Wal-Mart's new, approved request includes provisions which: require oversight and input from Brown Deer police in Wal-Mart's annual employee training on liquor sales; prohibit the sale of single-serving beer and wine products; require hard-liquor bottles to be outfitted with security caps which until removed prevent opening and trigger alarms at store exits; and prohibits Wal-Mart employees from stocking liquor instead of alcohol vendors.
Wal-Mart will also put up 10 additional security cameras on the exterior of the store, will allow Brown Deer police to access video from store security cameras, and will kick-in $30,000 to put up a wide-angle camera on Brown Deer Road capable of recording video and streaming a live feed to police squad cars. The camera will be monitored by Brown Deer police at all times. Walmart will be first store in the village to comply with the police department's request for such a camera, Police Chief Steven Rinzel said.
"I'm not going to tell you we're not going to have any problems over there. We are going to have some things we're going to have address," Rinzel told the board. "On the other hand, do I think they're trying to do everything they can to assist us in the process? Yes."
A letter to village officials from attorney Deborah Tomczyk, who represents Wal-Mart, also mentions the possibility of the retailer making donations to fund "police and other community initiatives, such as DARE programs."

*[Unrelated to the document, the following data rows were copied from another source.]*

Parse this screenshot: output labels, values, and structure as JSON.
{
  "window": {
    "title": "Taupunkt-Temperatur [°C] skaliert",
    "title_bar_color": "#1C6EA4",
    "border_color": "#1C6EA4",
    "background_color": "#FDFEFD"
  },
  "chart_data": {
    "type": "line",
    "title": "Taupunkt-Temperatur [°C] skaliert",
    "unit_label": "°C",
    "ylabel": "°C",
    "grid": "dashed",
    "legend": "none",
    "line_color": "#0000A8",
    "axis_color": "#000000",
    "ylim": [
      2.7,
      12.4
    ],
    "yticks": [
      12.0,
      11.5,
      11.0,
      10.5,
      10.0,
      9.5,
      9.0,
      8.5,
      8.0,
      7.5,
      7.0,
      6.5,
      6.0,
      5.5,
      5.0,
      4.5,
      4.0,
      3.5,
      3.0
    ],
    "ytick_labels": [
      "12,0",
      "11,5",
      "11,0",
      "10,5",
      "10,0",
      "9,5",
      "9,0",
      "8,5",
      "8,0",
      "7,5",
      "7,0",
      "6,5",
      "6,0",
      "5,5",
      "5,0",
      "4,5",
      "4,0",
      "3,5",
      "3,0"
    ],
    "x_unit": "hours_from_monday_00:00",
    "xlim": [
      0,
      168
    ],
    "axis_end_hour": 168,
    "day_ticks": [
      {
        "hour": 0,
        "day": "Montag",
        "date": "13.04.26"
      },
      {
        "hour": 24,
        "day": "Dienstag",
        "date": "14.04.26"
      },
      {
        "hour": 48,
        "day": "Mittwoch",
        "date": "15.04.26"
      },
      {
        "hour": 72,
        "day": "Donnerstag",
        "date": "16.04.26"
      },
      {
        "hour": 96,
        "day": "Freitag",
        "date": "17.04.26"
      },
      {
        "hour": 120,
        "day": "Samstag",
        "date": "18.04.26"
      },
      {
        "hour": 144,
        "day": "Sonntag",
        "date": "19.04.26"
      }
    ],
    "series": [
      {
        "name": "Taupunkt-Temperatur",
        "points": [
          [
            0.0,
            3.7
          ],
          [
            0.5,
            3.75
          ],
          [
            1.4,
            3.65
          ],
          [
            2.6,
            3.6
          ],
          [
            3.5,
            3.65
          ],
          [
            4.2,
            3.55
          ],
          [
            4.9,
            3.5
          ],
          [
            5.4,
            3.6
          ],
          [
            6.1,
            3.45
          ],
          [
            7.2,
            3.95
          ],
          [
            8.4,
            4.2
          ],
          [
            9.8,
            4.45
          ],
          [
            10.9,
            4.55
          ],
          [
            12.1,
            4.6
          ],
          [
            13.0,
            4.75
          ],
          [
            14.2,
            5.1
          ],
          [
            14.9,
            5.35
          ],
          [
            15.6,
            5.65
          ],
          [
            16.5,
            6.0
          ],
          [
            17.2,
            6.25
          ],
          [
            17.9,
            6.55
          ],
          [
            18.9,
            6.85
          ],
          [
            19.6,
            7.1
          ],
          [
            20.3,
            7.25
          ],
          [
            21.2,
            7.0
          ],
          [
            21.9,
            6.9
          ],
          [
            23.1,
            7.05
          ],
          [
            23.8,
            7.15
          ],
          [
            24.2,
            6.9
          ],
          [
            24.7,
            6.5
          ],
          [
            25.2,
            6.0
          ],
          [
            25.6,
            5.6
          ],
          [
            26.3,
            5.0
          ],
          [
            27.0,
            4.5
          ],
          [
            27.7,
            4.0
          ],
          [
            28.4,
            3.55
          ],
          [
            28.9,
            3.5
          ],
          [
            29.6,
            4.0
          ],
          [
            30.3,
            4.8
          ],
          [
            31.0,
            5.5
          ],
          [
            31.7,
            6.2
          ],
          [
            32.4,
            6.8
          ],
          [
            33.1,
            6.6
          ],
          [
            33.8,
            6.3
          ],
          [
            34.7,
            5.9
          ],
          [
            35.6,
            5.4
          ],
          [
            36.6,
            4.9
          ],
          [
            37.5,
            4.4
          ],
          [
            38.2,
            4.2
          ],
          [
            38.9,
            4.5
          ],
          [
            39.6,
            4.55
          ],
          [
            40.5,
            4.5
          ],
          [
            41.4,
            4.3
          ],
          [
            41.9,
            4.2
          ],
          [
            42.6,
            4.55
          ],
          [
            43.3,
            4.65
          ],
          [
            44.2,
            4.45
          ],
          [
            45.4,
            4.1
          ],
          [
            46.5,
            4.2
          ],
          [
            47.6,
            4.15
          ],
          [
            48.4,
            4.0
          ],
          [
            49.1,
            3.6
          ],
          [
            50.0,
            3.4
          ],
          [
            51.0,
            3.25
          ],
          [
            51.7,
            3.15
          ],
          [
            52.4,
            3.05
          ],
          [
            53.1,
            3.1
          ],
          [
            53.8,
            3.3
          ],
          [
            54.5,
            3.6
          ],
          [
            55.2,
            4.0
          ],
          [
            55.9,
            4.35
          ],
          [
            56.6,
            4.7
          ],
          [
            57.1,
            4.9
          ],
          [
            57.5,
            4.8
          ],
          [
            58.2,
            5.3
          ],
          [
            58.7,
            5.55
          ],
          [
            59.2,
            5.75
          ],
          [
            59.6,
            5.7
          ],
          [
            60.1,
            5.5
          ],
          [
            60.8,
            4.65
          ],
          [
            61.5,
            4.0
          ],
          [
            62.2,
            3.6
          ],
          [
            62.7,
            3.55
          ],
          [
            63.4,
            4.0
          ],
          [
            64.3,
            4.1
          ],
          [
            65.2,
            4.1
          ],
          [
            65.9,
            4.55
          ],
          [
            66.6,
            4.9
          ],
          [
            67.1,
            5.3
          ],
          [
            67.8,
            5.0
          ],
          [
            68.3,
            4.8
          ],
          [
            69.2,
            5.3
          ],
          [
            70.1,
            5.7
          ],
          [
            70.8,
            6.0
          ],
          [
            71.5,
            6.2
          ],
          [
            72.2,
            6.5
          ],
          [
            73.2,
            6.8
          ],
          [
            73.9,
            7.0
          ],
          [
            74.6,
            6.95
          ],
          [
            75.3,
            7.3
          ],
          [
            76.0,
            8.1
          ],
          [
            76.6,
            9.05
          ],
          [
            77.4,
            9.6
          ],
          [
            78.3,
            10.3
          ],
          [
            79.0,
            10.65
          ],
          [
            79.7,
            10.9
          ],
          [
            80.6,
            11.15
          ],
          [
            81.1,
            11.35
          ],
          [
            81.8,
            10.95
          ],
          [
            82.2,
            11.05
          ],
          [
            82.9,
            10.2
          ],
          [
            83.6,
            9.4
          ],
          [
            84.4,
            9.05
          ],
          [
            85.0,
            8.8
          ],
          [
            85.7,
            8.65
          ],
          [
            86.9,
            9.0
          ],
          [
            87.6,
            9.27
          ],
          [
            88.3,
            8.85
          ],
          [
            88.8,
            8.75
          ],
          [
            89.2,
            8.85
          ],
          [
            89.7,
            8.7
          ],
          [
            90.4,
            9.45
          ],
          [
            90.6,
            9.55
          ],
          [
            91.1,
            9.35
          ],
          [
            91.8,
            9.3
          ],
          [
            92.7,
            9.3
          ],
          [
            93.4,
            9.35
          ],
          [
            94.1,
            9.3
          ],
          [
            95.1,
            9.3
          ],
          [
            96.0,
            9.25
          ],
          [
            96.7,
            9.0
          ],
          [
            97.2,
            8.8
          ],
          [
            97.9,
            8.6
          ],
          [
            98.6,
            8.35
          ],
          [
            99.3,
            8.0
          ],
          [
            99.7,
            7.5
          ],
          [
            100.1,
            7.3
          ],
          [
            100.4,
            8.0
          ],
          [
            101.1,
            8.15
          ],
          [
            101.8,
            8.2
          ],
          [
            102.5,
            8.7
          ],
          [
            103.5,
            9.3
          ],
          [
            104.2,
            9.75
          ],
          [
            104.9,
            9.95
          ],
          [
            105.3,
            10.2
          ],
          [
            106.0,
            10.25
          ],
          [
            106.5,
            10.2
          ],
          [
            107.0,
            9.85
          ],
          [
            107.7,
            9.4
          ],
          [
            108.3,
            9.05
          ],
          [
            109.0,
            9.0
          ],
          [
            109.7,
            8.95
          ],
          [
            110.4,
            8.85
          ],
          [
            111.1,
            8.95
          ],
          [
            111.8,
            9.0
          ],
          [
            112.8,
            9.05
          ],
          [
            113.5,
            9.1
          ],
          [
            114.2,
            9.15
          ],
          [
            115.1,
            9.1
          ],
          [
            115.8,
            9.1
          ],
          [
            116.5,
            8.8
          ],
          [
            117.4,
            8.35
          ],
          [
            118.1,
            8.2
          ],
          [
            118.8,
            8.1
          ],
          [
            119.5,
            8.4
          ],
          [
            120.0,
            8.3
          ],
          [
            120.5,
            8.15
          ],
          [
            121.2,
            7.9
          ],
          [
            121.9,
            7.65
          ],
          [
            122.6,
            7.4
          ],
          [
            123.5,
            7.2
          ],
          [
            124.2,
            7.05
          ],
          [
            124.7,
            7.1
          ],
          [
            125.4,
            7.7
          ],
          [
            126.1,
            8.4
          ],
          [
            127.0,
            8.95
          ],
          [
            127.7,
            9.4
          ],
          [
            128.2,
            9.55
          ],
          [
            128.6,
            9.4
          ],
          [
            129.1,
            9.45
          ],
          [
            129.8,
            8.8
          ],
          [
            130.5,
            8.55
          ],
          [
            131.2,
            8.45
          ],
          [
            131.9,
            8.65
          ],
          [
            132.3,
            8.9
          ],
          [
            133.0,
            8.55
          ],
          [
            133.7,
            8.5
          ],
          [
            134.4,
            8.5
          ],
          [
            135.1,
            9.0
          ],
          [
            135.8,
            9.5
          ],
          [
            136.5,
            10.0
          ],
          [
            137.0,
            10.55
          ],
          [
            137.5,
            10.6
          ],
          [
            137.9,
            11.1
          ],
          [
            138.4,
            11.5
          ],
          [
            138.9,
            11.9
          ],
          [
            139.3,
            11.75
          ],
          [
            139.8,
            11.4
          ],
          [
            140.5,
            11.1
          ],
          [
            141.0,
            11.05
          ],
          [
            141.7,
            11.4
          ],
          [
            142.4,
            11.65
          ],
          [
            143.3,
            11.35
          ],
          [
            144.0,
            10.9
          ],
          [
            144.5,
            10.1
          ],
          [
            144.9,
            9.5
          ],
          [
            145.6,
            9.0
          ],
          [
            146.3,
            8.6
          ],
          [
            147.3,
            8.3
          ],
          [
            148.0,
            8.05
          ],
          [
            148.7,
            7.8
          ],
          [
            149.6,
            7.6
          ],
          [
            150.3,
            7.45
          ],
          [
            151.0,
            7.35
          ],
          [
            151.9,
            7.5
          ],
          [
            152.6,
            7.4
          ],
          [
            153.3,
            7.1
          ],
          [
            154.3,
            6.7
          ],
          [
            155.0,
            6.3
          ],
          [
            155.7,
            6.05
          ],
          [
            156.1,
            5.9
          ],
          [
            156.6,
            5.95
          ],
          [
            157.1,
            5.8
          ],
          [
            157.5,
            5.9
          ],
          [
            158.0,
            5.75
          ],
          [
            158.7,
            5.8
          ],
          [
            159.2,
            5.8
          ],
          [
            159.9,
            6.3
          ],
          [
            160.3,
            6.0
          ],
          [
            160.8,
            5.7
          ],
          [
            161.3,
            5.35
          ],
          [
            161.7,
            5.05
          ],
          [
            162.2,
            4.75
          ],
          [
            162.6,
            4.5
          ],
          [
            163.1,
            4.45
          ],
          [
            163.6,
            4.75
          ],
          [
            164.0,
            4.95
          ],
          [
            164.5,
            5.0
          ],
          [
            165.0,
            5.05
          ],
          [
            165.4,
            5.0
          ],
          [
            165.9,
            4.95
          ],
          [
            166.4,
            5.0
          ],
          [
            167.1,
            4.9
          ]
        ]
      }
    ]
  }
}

Village attorney John Fuchs made it clear that the board's decision to allow alcohol does not set a precedent for other village businesses, particularly gas stations and a nearby Walgreens that were denied liquor permits in recent years, to now come back and demand their own liquor sections.
Fuchs said the relevant case law requires stores to be nearly identical before an argument can be made that one is being discriminated against. The most similar store to Walmart's incoming grocery is Pick 'n Save, said Fuchs, which already has an alcohol section.
"The burden of (other Brown Deer businesses attempting the argument) would be impossible," Fuchs said. "They would have to duplicate (Walmart's) operation."